Add smp_cond_load_relaxed_timeout(), which extends
smp_cond_load_relaxed() to allow waiting for a duration.
The waiting loop uses cpu_poll_relax() to wait on the condition
variable with a periodic evaluation of a time-check.
cpu_poll_relax() unless overridden by the arch code, amounts to
a cpu_relax().
The number of times we spin is defined by SMP_TIMEOUT_POLL_COUNT
(chosen to be 200 by default) which, assuming each cpu_poll_relax()
iteration takes around 20-30 cycles (measured on a variety of x86
platforms), for a total of ~4000-6000 cycles.

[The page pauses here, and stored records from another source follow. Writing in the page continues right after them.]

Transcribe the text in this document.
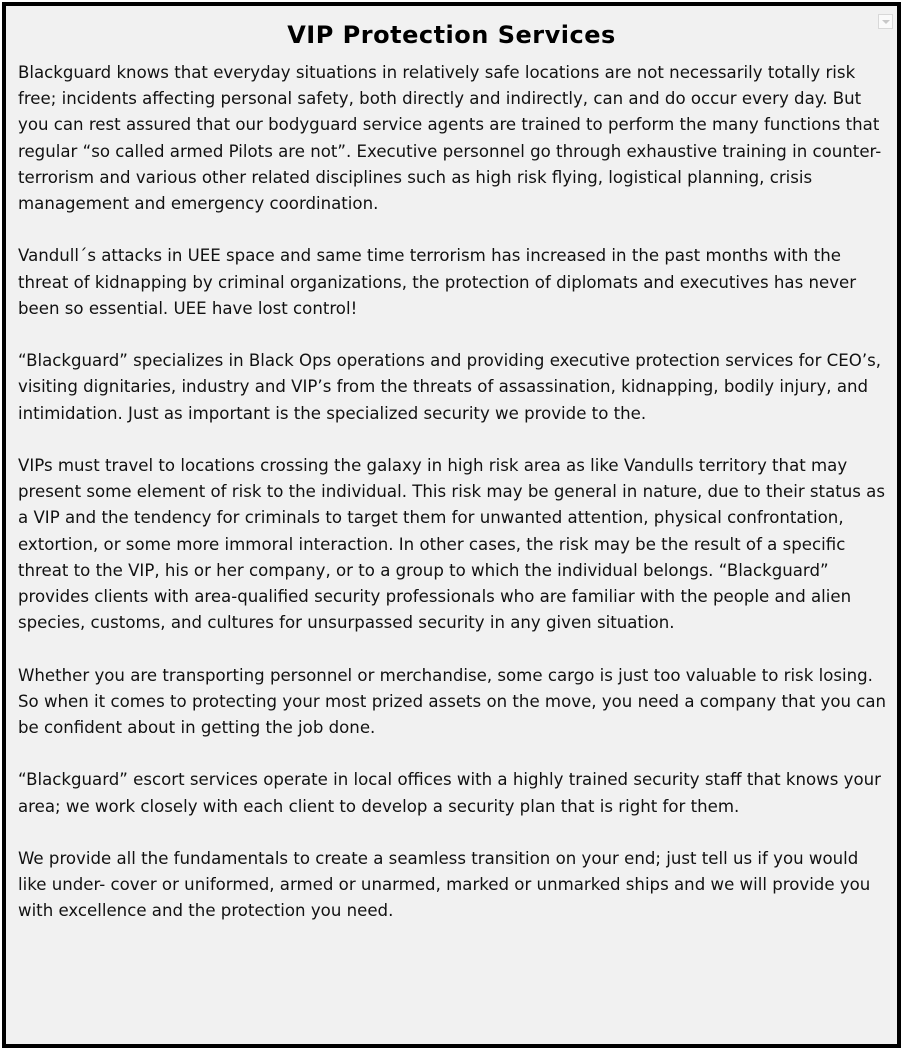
VIP Protection Services

Blackguard knows that everyday situations in relatively safe locations are not necessarily totally risk free; incidents affecting personal safety, both directly and indirectly, can and do occur every day. But you can rest assured that our bodyguard service agents are trained to perform the many functions that regular “so called armed Pilots are not”. Executive personnel go through exhaustive training in counter-terrorism and various other related disciplines such as high risk flying, logistical planning, crisis management and emergency coordination.

Vandull´s attacks in UEE space and same time terrorism has increased in the past months with the threat of kidnapping by criminal organizations, the protection of diplomats and executives has never been so essential. UEE have lost control!

“Blackguard” specializes in Black Ops operations and providing executive protection services for CEO’s, visiting dignitaries, industry and VIP’s from the threats of assassination, kidnapping, bodily injury, and intimidation. Just as important is the specialized security we provide to the.

VIPs must travel to locations crossing the galaxy in high risk area as like Vandulls territory that may present some element of risk to the individual. This risk may be general in nature, due to their status as a VIP and the tendency for criminals to target them for unwanted attention, physical confrontation, extortion, or some more immoral interaction. In other cases, the risk may be the result of a specific threat to the VIP, his or her company, or to a group to which the individual belongs. “Blackguard” provides clients with area-qualified security professionals who are familiar with the people and alien species, customs, and cultures for unsurpassed security in any given situation.

Whether you are transporting personnel or merchandise, some cargo is just too valuable to risk losing. So when it comes to protecting your most prized assets on the move, you need a company that you can be confident about in getting the job done.

“Blackguard” escort services operate in local offices with a highly trained security staff that knows your area; we work closely with each client to develop a security plan that is right for them.

We provide all the fundamentals to create a seamless transition on your end; just tell us if you would like under- cover or uniformed, armed or unarmed, marked or unmarked ships and we will provide you with excellence and the protection you need.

Cc: Arnd Bergmann <arnd@arndb.de>
Cc: Will Deacon <will@kernel.org>
Cc: Catalin Marinas <catalin.marinas@arm.com>
Cc: Peter Zijlstra <peterz@infradead.org>
Cc: linux-arch@vger.kernel.org
Reviewed-by: Catalin Marinas <catalin.marinas@arm.com>
Reviewed-by: Haris Okanovic <harisokn@amazon.com>
Tested-by: Haris Okanovic <harisokn@amazon.com>
Signed-off-by: Ankur Arora <ankur.a.arora@oracle.com>
---
include/asm-generic/barrier.h | 41 +++++++++++++++++++++++++++++++++++
1 file changed, 41 insertions(+)
diff --git a/include/asm-generic/barrier.h b/include/asm-generic/barrier.h
index d4f581c1e21d..0063b46ec065 100644
--- a/include/asm-generic/barrier.h
+++ b/include/asm-generic/barrier.h
@@ -273,6 +273,47 @@ do { \
})
#endif
+#ifndef SMP_TIMEOUT_POLL_COUNT
+#define SMP_TIMEOUT_POLL_COUNT 200
+#endif
+
+#ifndef cpu_poll_relax
+#define cpu_poll_relax(ptr, val) cpu_relax()
+#endif
+
+/**
+ * smp_cond_load_relaxed_timeout() - (Spin) wait for cond with no ordering
+ * guarantees until a timeout expires.
+ * @ptr: pointer to the variable to wait on
+ * @cond: boolean expression to wait for
+ * @time_check_expr: expression to decide when to bail out
+ *
+ * Equivalent to using READ_ONCE() on the condition variable.
+ */
+#ifndef smp_cond_load_relaxed_timeout
+#define smp_cond_load_relaxed_timeout(ptr, cond_expr, time_check_expr) \
+({ \
+ typeof(ptr) __PTR = (ptr); \
+ __unqual_scalar_typeof(*ptr) VAL; \
+ u32 __n = 0, __spin = SMP_TIMEOUT_POLL_COUNT; \
+ \
+ for (;;) { \
+ VAL = READ_ONCE(*__PTR); \
+ if (cond_expr) \
+ break; \
+ cpu_poll_relax(__PTR, VAL); \
+ if (++__n < __spin) \
+ continue; \
+ if (time_check_expr) { \
+ VAL = READ_ONCE(*__PTR); \
+ break; \
+ } \
+ __n = 0; \
+ } \
+ (typeof(*ptr))VAL; \
+})
+#endif
+
/*
* pmem_wmb() ensures that all stores for which the modification
* are written to persistent storage by preceding instructions have
--
2.43.5
On Tue, Oct 28, 2025, at 06:31, Ankur Arora wrote:
> + */
> +#ifndef smp_cond_load_relaxed_timeout
> +#define smp_cond_load_relaxed_timeout(ptr, cond_expr, time_check_expr) \
> +({ \
> + typeof(ptr) __PTR = (ptr); \
> + __unqual_scalar_typeof(*ptr) VAL; \
> + u32 __n = 0, __spin = SMP_TIMEOUT_POLL_COUNT; \
> + \
> + for (;;) { \
> + VAL = READ_ONCE(*__PTR); \
> + if (cond_expr) \
> + break; \
> + cpu_poll_relax(__PTR, VAL); \
> + if (++__n < __spin) \
> + continue; \
> + if (time_check_expr) { \
> + VAL = READ_ONCE(*__PTR); \
> + break; \
> + } \
> + __n = 0; \
> + } \
> + (typeof(*ptr))VAL; \
> +})
> +#endif
I'm trying to think of ideas for how this would done on arm64
with FEAT_FWXT in a way that doesn't hurt other architectures.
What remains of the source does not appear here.